The PB is connected to a CurieNano using uart TX and RX. This is serial port 4. The two boards have their own power supplies. There is a common ground wire between the two boards.
This configuration works well and I can send messages between the two boards. The PB has no problem “talking” to the MPU6050.
I had the power to the PB disconnected and was just using the CurieNano. I was uploading a script.
I noticed that the power LED on the MPU6050 board was on (not very bright). I measured the 3.3 volts line going into the board. It measured 1.7 volts. I also measured the 5 volts output pin on the PB. It measured 1.8 volts. As there was no power to the PB and the only other connection was the serial port, I removed the two wires. The LED went off and the voltages on the PB went to zero. Put the cable back on and voltages come back. I measured the TX and RX line from/to the CurieNano. The TX was 3.0 volts and the RX was 0.08. Removing the I2C cable had no effect.
1: Had anyone else seen this behavour? How is a voltage on a serial port on a PB with no power showing up (as a lower voltage) on the 5.0 volt and 3.3 volt output pins!!
2: Is this an issue I need to be concerned about. Could it damage the boards?
3: Is this just a design artifact of the OSD3358 when it is powered off the voltage on the RX pin is reflect via some substrate to the voltage output pins?

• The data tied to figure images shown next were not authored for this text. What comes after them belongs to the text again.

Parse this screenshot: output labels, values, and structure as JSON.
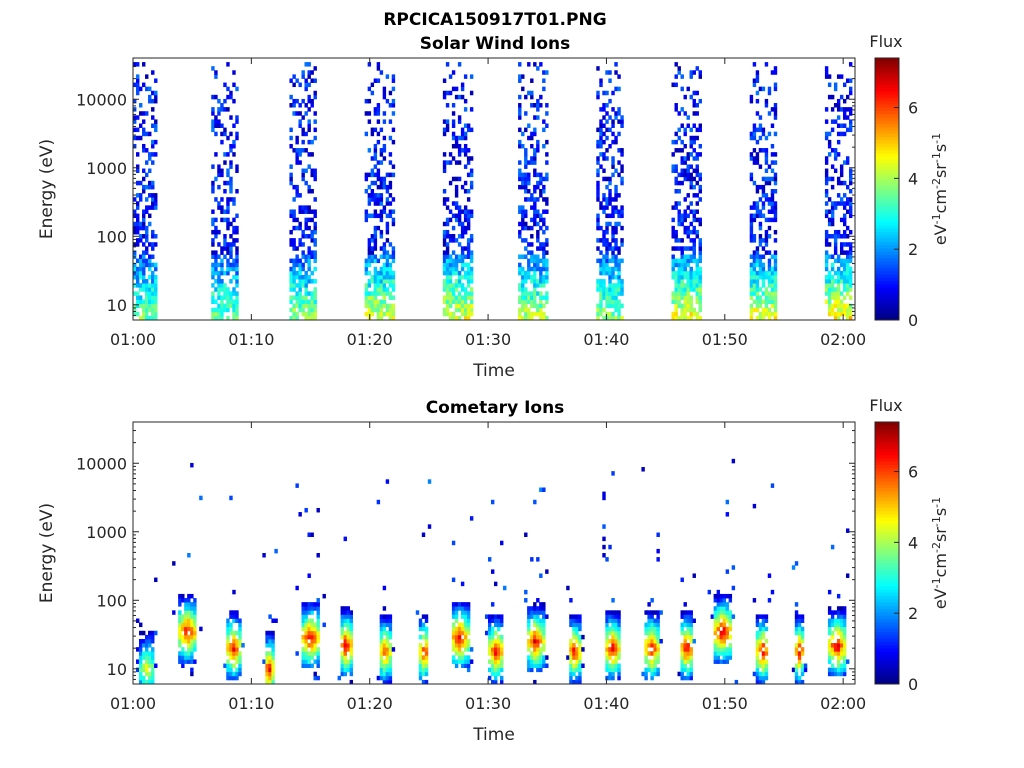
{
  "figure_title": "RPCICA150917T01.PNG",
  "chart_data": [
    {
      "type": "heatmap",
      "title": "Solar Wind Ions",
      "xlabel": "Time",
      "ylabel": "Energy (eV)",
      "x_ticks": [
        "01:00",
        "01:10",
        "01:20",
        "01:30",
        "01:40",
        "01:50",
        "02:00"
      ],
      "x_range_minutes": [
        0,
        61
      ],
      "y_scale": "log",
      "y_ticks": [
        10,
        100,
        1000,
        10000
      ],
      "y_range": [
        6,
        40000
      ],
      "colorbar": {
        "label": "Flux",
        "unit": "eV⁻¹cm⁻²sr⁻¹s⁻¹",
        "ticks": [
          0,
          2,
          4,
          6
        ],
        "range": [
          0,
          7.4
        ],
        "colormap": "jet"
      },
      "bursts": [
        {
          "center_min": 1.0,
          "width_min": 2.3,
          "peak_energy_ev": 15,
          "max_energy_ev": 35000,
          "density": 0.62,
          "low_level": 2.2
        },
        {
          "center_min": 7.7,
          "width_min": 2.3,
          "peak_energy_ev": 15,
          "max_energy_ev": 35000,
          "density": 0.62,
          "low_level": 2.2
        },
        {
          "center_min": 14.3,
          "width_min": 2.4,
          "peak_energy_ev": 15,
          "max_energy_ev": 35000,
          "density": 0.62,
          "low_level": 2.4
        },
        {
          "center_min": 20.8,
          "width_min": 2.4,
          "peak_energy_ev": 15,
          "max_energy_ev": 35000,
          "density": 0.62,
          "low_level": 2.8
        },
        {
          "center_min": 27.4,
          "width_min": 2.4,
          "peak_energy_ev": 15,
          "max_energy_ev": 35000,
          "density": 0.62,
          "low_level": 2.9
        },
        {
          "center_min": 33.8,
          "width_min": 2.3,
          "peak_energy_ev": 15,
          "max_energy_ev": 35000,
          "density": 0.62,
          "low_level": 2.6
        },
        {
          "center_min": 40.3,
          "width_min": 2.3,
          "peak_energy_ev": 15,
          "max_energy_ev": 35000,
          "density": 0.62,
          "low_level": 2.4
        },
        {
          "center_min": 46.8,
          "width_min": 2.4,
          "peak_energy_ev": 15,
          "max_energy_ev": 35000,
          "density": 0.62,
          "low_level": 3.0
        },
        {
          "center_min": 53.3,
          "width_min": 2.3,
          "peak_energy_ev": 15,
          "max_energy_ev": 35000,
          "density": 0.62,
          "low_level": 2.9
        },
        {
          "center_min": 59.6,
          "width_min": 2.4,
          "peak_energy_ev": 15,
          "max_energy_ev": 35000,
          "density": 0.62,
          "low_level": 3.1
        }
      ]
    },
    {
      "type": "heatmap",
      "title": "Cometary Ions",
      "xlabel": "Time",
      "ylabel": "Energy (eV)",
      "x_ticks": [
        "01:00",
        "01:10",
        "01:20",
        "01:30",
        "01:40",
        "01:50",
        "02:00"
      ],
      "x_range_minutes": [
        0,
        61
      ],
      "y_scale": "log",
      "y_ticks": [
        10,
        100,
        1000,
        10000
      ],
      "y_range": [
        6,
        40000
      ],
      "colorbar": {
        "label": "Flux",
        "unit": "eV⁻¹cm⁻²sr⁻¹s⁻¹",
        "ticks": [
          0,
          2,
          4,
          6
        ],
        "range": [
          0,
          7.4
        ],
        "colormap": "jet"
      },
      "bursts": [
        {
          "center_min": 1.2,
          "width_min": 1.2,
          "peak_energy_ev": 10,
          "peak_level": 4.5
        },
        {
          "center_min": 4.6,
          "width_min": 1.6,
          "peak_energy_ev": 35,
          "peak_level": 6.5
        },
        {
          "center_min": 8.5,
          "width_min": 1.3,
          "peak_energy_ev": 20,
          "peak_level": 6.4
        },
        {
          "center_min": 11.5,
          "width_min": 0.8,
          "peak_energy_ev": 10,
          "peak_level": 6.6
        },
        {
          "center_min": 15.0,
          "width_min": 1.6,
          "peak_energy_ev": 28,
          "peak_level": 6.5
        },
        {
          "center_min": 18.0,
          "width_min": 1.1,
          "peak_energy_ev": 22,
          "peak_level": 6.7
        },
        {
          "center_min": 21.3,
          "width_min": 1.0,
          "peak_energy_ev": 18,
          "peak_level": 6.0
        },
        {
          "center_min": 24.6,
          "width_min": 0.8,
          "peak_energy_ev": 18,
          "peak_level": 6.4
        },
        {
          "center_min": 27.6,
          "width_min": 1.5,
          "peak_energy_ev": 28,
          "peak_level": 6.6
        },
        {
          "center_min": 30.7,
          "width_min": 1.2,
          "peak_energy_ev": 18,
          "peak_level": 6.6
        },
        {
          "center_min": 34.0,
          "width_min": 1.4,
          "peak_energy_ev": 25,
          "peak_level": 6.5
        },
        {
          "center_min": 37.3,
          "width_min": 1.0,
          "peak_energy_ev": 18,
          "peak_level": 6.5
        },
        {
          "center_min": 40.5,
          "width_min": 1.2,
          "peak_energy_ev": 20,
          "peak_level": 6.6
        },
        {
          "center_min": 43.8,
          "width_min": 1.2,
          "peak_energy_ev": 20,
          "peak_level": 6.7
        },
        {
          "center_min": 46.8,
          "width_min": 1.2,
          "peak_energy_ev": 20,
          "peak_level": 6.6
        },
        {
          "center_min": 49.8,
          "width_min": 1.7,
          "peak_energy_ev": 35,
          "peak_level": 6.7
        },
        {
          "center_min": 53.2,
          "width_min": 1.1,
          "peak_energy_ev": 18,
          "peak_level": 6.6
        },
        {
          "center_min": 56.3,
          "width_min": 0.8,
          "peak_energy_ev": 18,
          "peak_level": 6.6
        },
        {
          "center_min": 59.5,
          "width_min": 1.4,
          "peak_energy_ev": 22,
          "peak_level": 6.8
        }
      ]
    }
  ]
}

4: Am I missing something?
I have look for any shorts and found none. And anyway the voltage output pads on the IC are nowhere near the serial port 4 pads.

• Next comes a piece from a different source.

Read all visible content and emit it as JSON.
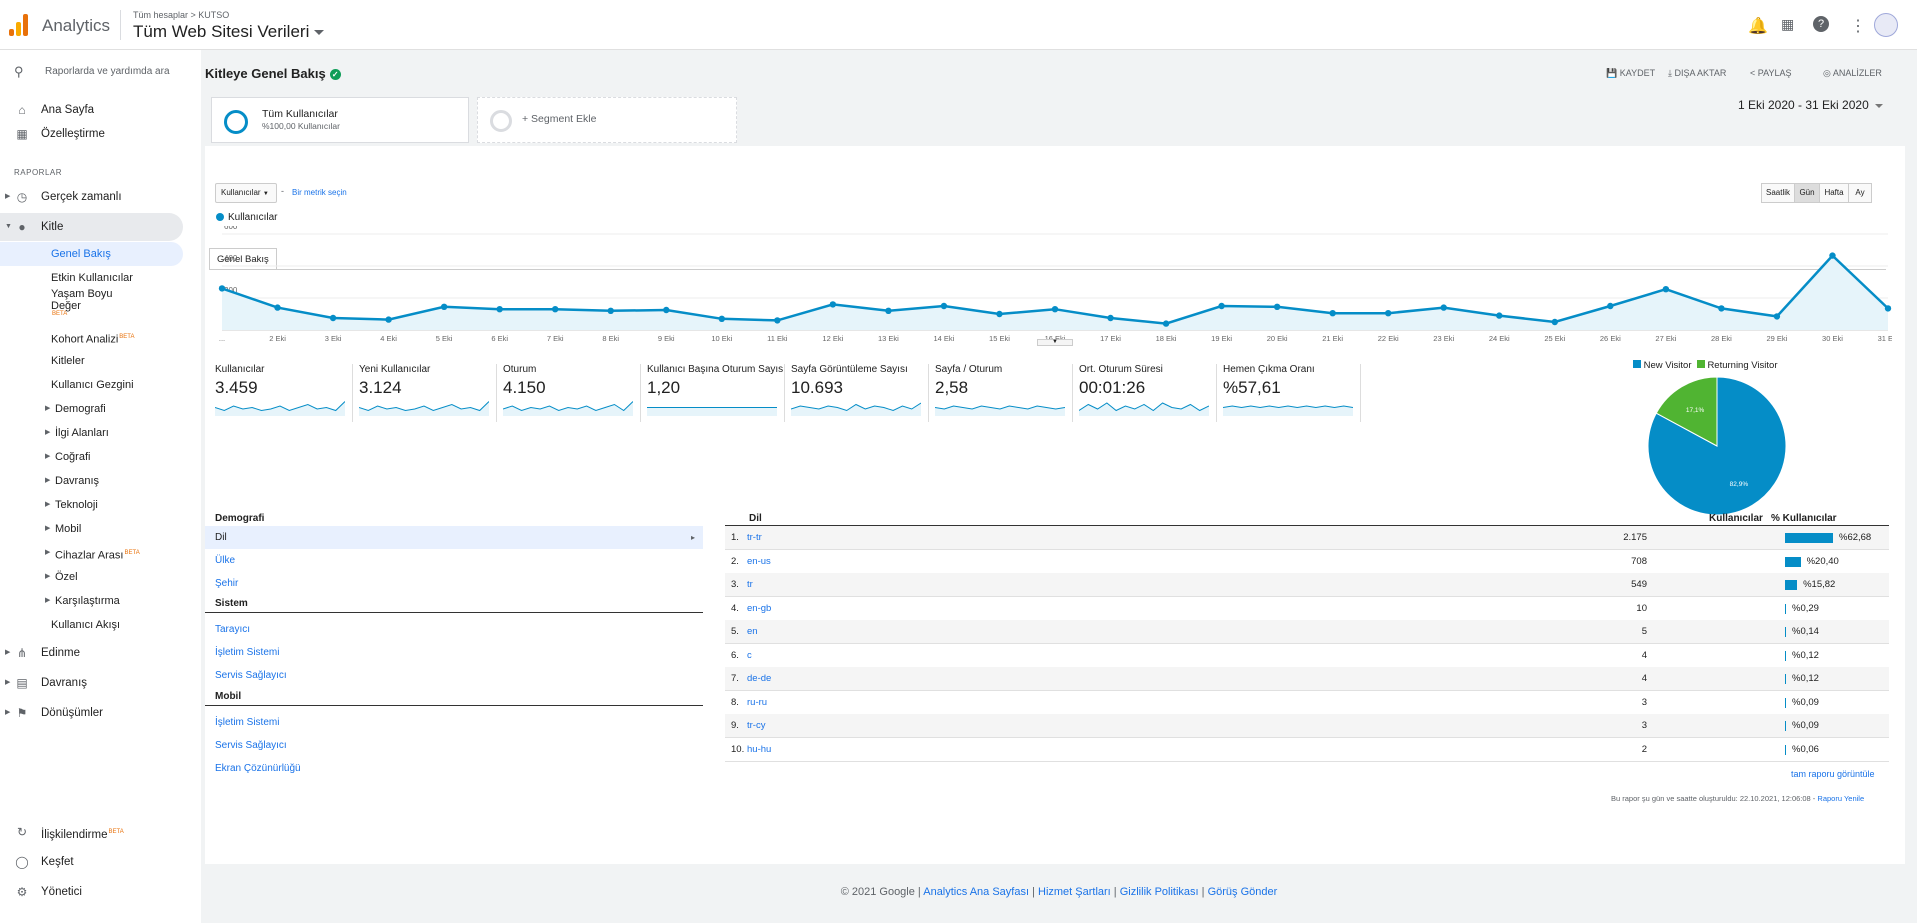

What you are describing is typical behavior for electronics and is something you need to pay attention to. According to the OSD3358 vendor, if power is not applied to the chip, voltage should not be applied to any of its pins. You should either design a circuit to prevent this, or design your system to ensure that if one board has power, both do.
Thanks for the great reply. I will change my setup so that both boards are power from the same power supply.

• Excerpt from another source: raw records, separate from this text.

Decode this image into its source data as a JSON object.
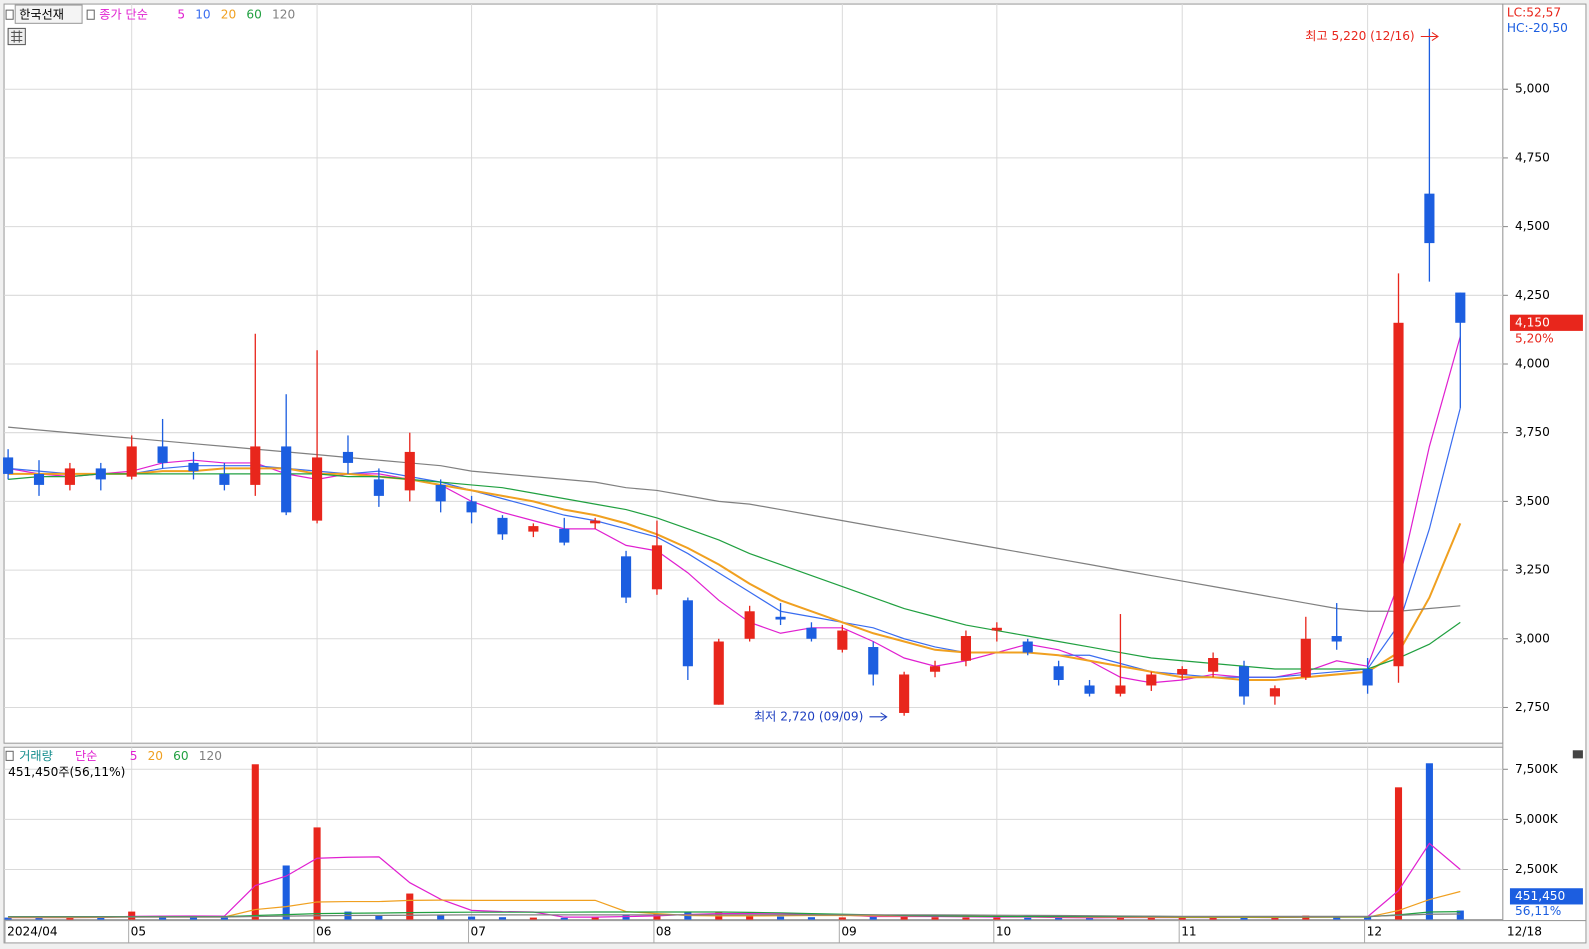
{
  "chart_data": {
    "type": "candlestick",
    "title": "한국선재",
    "ma_label": "종가 단순",
    "lc_label": "LC:52,57",
    "hc_label": "HC:-20,50",
    "up_color": "#e8261c",
    "down_color": "#1c5ee0",
    "annotations": [
      "최고 5,220 (12/16)",
      "최저 2,720 (09/09)"
    ],
    "open": [
      3660,
      3600,
      3560,
      3620,
      3590,
      3700,
      3640,
      3600,
      3560,
      3700,
      3430,
      3680,
      3580,
      3540,
      3560,
      3500,
      3440,
      3390,
      3400,
      3420,
      3300,
      3180,
      3140,
      2760,
      3000,
      3080,
      3040,
      2960,
      2970,
      2730,
      2880,
      2920,
      3030,
      2990,
      2900,
      2830,
      2800,
      2830,
      2870,
      2880,
      2900,
      2790,
      2860,
      3010,
      2890,
      2900,
      4620,
      4260
    ],
    "high": [
      3690,
      3650,
      3640,
      3640,
      3740,
      3800,
      3680,
      3640,
      4110,
      3890,
      4050,
      3740,
      3620,
      3750,
      3580,
      3520,
      3450,
      3420,
      3440,
      3440,
      3320,
      3430,
      3150,
      3000,
      3120,
      3130,
      3060,
      3050,
      2990,
      2880,
      2920,
      3030,
      3060,
      3000,
      2920,
      2850,
      3090,
      2880,
      2900,
      2950,
      2920,
      2830,
      3080,
      3130,
      2930,
      4330,
      5220,
      4260
    ],
    "low": [
      3580,
      3520,
      3540,
      3540,
      3580,
      3620,
      3580,
      3540,
      3520,
      3450,
      3420,
      3600,
      3480,
      3500,
      3460,
      3420,
      3360,
      3370,
      3340,
      3400,
      3130,
      3160,
      2850,
      2760,
      2990,
      3050,
      2990,
      2950,
      2830,
      2720,
      2860,
      2900,
      2990,
      2940,
      2830,
      2790,
      2790,
      2810,
      2850,
      2860,
      2760,
      2760,
      2850,
      2960,
      2800,
      2840,
      4300,
      3840
    ],
    "close": [
      3600,
      3560,
      3620,
      3580,
      3700,
      3640,
      3610,
      3560,
      3700,
      3460,
      3660,
      3640,
      3520,
      3680,
      3500,
      3460,
      3380,
      3410,
      3350,
      3430,
      3150,
      3340,
      2900,
      2990,
      3100,
      3070,
      3000,
      3030,
      2870,
      2870,
      2900,
      3010,
      3040,
      2950,
      2850,
      2800,
      2830,
      2870,
      2890,
      2930,
      2790,
      2820,
      3000,
      2990,
      2830,
      4150,
      4440,
      4150
    ],
    "moving_averages": [
      {
        "name": "5",
        "color": "#e020d0",
        "values": [
          3620,
          3600,
          3590,
          3600,
          3610,
          3640,
          3650,
          3640,
          3640,
          3600,
          3580,
          3600,
          3600,
          3580,
          3560,
          3500,
          3460,
          3430,
          3400,
          3400,
          3340,
          3320,
          3240,
          3140,
          3060,
          3020,
          3040,
          3040,
          2990,
          2930,
          2900,
          2920,
          2950,
          2980,
          2960,
          2920,
          2860,
          2840,
          2850,
          2870,
          2860,
          2860,
          2880,
          2920,
          2900,
          3200,
          3700,
          4100
        ]
      },
      {
        "name": "10",
        "color": "#3a6df0",
        "values": [
          3620,
          3610,
          3600,
          3600,
          3600,
          3620,
          3630,
          3630,
          3630,
          3620,
          3610,
          3600,
          3610,
          3590,
          3570,
          3540,
          3510,
          3480,
          3450,
          3430,
          3400,
          3370,
          3310,
          3240,
          3170,
          3100,
          3080,
          3060,
          3040,
          3000,
          2970,
          2950,
          2950,
          2950,
          2940,
          2940,
          2910,
          2880,
          2870,
          2860,
          2860,
          2860,
          2870,
          2880,
          2890,
          3050,
          3400,
          3840
        ]
      },
      {
        "name": "20",
        "color": "#f0a020",
        "values": [
          3600,
          3600,
          3600,
          3600,
          3600,
          3610,
          3610,
          3620,
          3620,
          3620,
          3600,
          3600,
          3590,
          3580,
          3560,
          3540,
          3520,
          3500,
          3470,
          3450,
          3420,
          3380,
          3330,
          3270,
          3200,
          3140,
          3100,
          3060,
          3020,
          2990,
          2960,
          2950,
          2950,
          2950,
          2940,
          2920,
          2900,
          2880,
          2860,
          2860,
          2850,
          2850,
          2860,
          2870,
          2880,
          2950,
          3150,
          3420
        ]
      },
      {
        "name": "60",
        "color": "#20a040",
        "values": [
          3580,
          3590,
          3590,
          3600,
          3600,
          3600,
          3600,
          3600,
          3600,
          3600,
          3600,
          3590,
          3590,
          3580,
          3570,
          3560,
          3550,
          3530,
          3510,
          3490,
          3470,
          3440,
          3400,
          3360,
          3310,
          3270,
          3230,
          3190,
          3150,
          3110,
          3080,
          3050,
          3030,
          3010,
          2990,
          2970,
          2950,
          2930,
          2920,
          2910,
          2900,
          2890,
          2890,
          2890,
          2890,
          2930,
          2980,
          3060
        ]
      },
      {
        "name": "120",
        "color": "#808080",
        "values": [
          3770,
          3760,
          3750,
          3740,
          3730,
          3720,
          3710,
          3700,
          3690,
          3680,
          3670,
          3660,
          3650,
          3640,
          3630,
          3610,
          3600,
          3590,
          3580,
          3570,
          3550,
          3540,
          3520,
          3500,
          3490,
          3470,
          3450,
          3430,
          3410,
          3390,
          3370,
          3350,
          3330,
          3310,
          3290,
          3270,
          3250,
          3230,
          3210,
          3190,
          3170,
          3150,
          3130,
          3110,
          3100,
          3100,
          3110,
          3120
        ]
      }
    ],
    "ylim": [
      2620,
      5310
    ],
    "yticks": [
      {
        "value": 2750,
        "label": "2,750"
      },
      {
        "value": 3000,
        "label": "3,000"
      },
      {
        "value": 3250,
        "label": "3,250"
      },
      {
        "value": 3500,
        "label": "3,500"
      },
      {
        "value": 3750,
        "label": "3,750"
      },
      {
        "value": 4000,
        "label": "4,000"
      },
      {
        "value": 4250,
        "label": "4,250"
      },
      {
        "value": 4500,
        "label": "4,500"
      },
      {
        "value": 4750,
        "label": "4,750"
      },
      {
        "value": 5000,
        "label": "5,000"
      }
    ],
    "current_price": {
      "value": 4150,
      "label": "4,150"
    },
    "change_label": "5,20%",
    "xticks": [
      {
        "value": 0,
        "label": "2024/04"
      },
      {
        "value": 4,
        "label": "05"
      },
      {
        "value": 10,
        "label": "06"
      },
      {
        "value": 15,
        "label": "07"
      },
      {
        "value": 21,
        "label": "08"
      },
      {
        "value": 27,
        "label": "09"
      },
      {
        "value": 32,
        "label": "10"
      },
      {
        "value": 38,
        "label": "11"
      },
      {
        "value": 44,
        "label": "12"
      }
    ],
    "last_date": "12/18",
    "grid": true,
    "volume": {
      "title": "거래량",
      "ma_label": "단순",
      "info": "451,450주(56,11%)",
      "values": [
        100000,
        80000,
        120000,
        90000,
        400000,
        150000,
        120000,
        100000,
        7750000,
        2700000,
        4600000,
        400000,
        200000,
        1300000,
        250000,
        150000,
        120000,
        100000,
        90000,
        150000,
        250000,
        300000,
        400000,
        350000,
        200000,
        150000,
        120000,
        110000,
        150000,
        200000,
        120000,
        100000,
        100000,
        90000,
        80000,
        90000,
        150000,
        90000,
        100000,
        90000,
        120000,
        80000,
        200000,
        150000,
        150000,
        6600000,
        7800000,
        451450
      ],
      "ma": [
        {
          "name": "5",
          "color": "#e020d0",
          "values": [
            100000,
            100000,
            100000,
            110000,
            160000,
            170000,
            180000,
            170000,
            1700000,
            2170000,
            3060000,
            3110000,
            3130000,
            1840000,
            1010000,
            460000,
            400000,
            380000,
            120000,
            120000,
            150000,
            180000,
            260000,
            300000,
            300000,
            290000,
            280000,
            230000,
            150000,
            150000,
            150000,
            140000,
            130000,
            130000,
            100000,
            90000,
            100000,
            100000,
            100000,
            100000,
            110000,
            100000,
            120000,
            130000,
            140000,
            1440000,
            3800000,
            2500000
          ]
        },
        {
          "name": "20",
          "color": "#f0a020",
          "values": [
            100000,
            100000,
            100000,
            110000,
            130000,
            130000,
            130000,
            130000,
            500000,
            650000,
            880000,
            900000,
            900000,
            960000,
            970000,
            960000,
            960000,
            960000,
            960000,
            960000,
            400000,
            300000,
            200000,
            180000,
            180000,
            190000,
            200000,
            200000,
            190000,
            180000,
            180000,
            170000,
            160000,
            150000,
            140000,
            130000,
            130000,
            120000,
            110000,
            110000,
            110000,
            110000,
            120000,
            120000,
            120000,
            450000,
            1000000,
            1400000
          ]
        },
        {
          "name": "60",
          "color": "#20a040",
          "values": [
            150000,
            150000,
            150000,
            150000,
            150000,
            150000,
            150000,
            150000,
            200000,
            250000,
            300000,
            320000,
            330000,
            350000,
            360000,
            370000,
            370000,
            370000,
            370000,
            380000,
            380000,
            380000,
            380000,
            380000,
            360000,
            340000,
            300000,
            270000,
            240000,
            200000,
            180000,
            170000,
            160000,
            150000,
            150000,
            150000,
            150000,
            150000,
            140000,
            140000,
            140000,
            140000,
            140000,
            140000,
            140000,
            240000,
            380000,
            400000
          ]
        },
        {
          "name": "120",
          "color": "#808080",
          "values": [
            130000,
            130000,
            130000,
            130000,
            130000,
            130000,
            130000,
            130000,
            150000,
            170000,
            190000,
            200000,
            210000,
            220000,
            230000,
            240000,
            240000,
            240000,
            240000,
            240000,
            240000,
            240000,
            240000,
            240000,
            240000,
            240000,
            240000,
            240000,
            240000,
            240000,
            240000,
            230000,
            220000,
            210000,
            200000,
            190000,
            180000,
            170000,
            160000,
            160000,
            160000,
            160000,
            160000,
            160000,
            160000,
            210000,
            270000,
            280000
          ]
        }
      ],
      "ylim": [
        0,
        8600000
      ],
      "yticks": [
        {
          "value": 2500000,
          "label": "2,500K"
        },
        {
          "value": 5000000,
          "label": "5,000K"
        },
        {
          "value": 7500000,
          "label": "7,500K"
        }
      ],
      "current": {
        "value": 451450,
        "label": "451,450"
      },
      "ratio_label": "56,11%"
    }
  }
}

There are diodes inside MOS microcontrollers I/O that go from the I/O pin to the V+ power rail. Look at the diagram for a single mosfet transistor. Some diagrams will show the diode, while others don’t, but there is a diode that points from the Source (your microcontroller I/O pin) to the the Drain (the V+ of the chip). What you are seeing is the backfeed from the external serial port TX pin going through the diode from the I/O pin (source) to the V+ (drain). It typically isn’t going to be much current, but on some low power controllers it is often enough to actually run the device. Back before USB, some types of mouses that were input through the PC serial port actually used the PC’s serial TX line (and other output control lines of the serial port) to power the mouse logic circuitry, with no requirement for an separate/external power source for the mouse).
The important thing is that the amount of current from the external TX line is relatively, so not much current is going to flow through the input pin’s diode to V+. The problem happens when you have a lot of current that could flow through that input, through the diode to the V+ of the microcontroller. The diode was not specifically meant to handle the current load of driving the entire chip (and any off chip devices that may also b attached to the V+ bus the controller is on).
Thanks for the explanation. It helped a lot.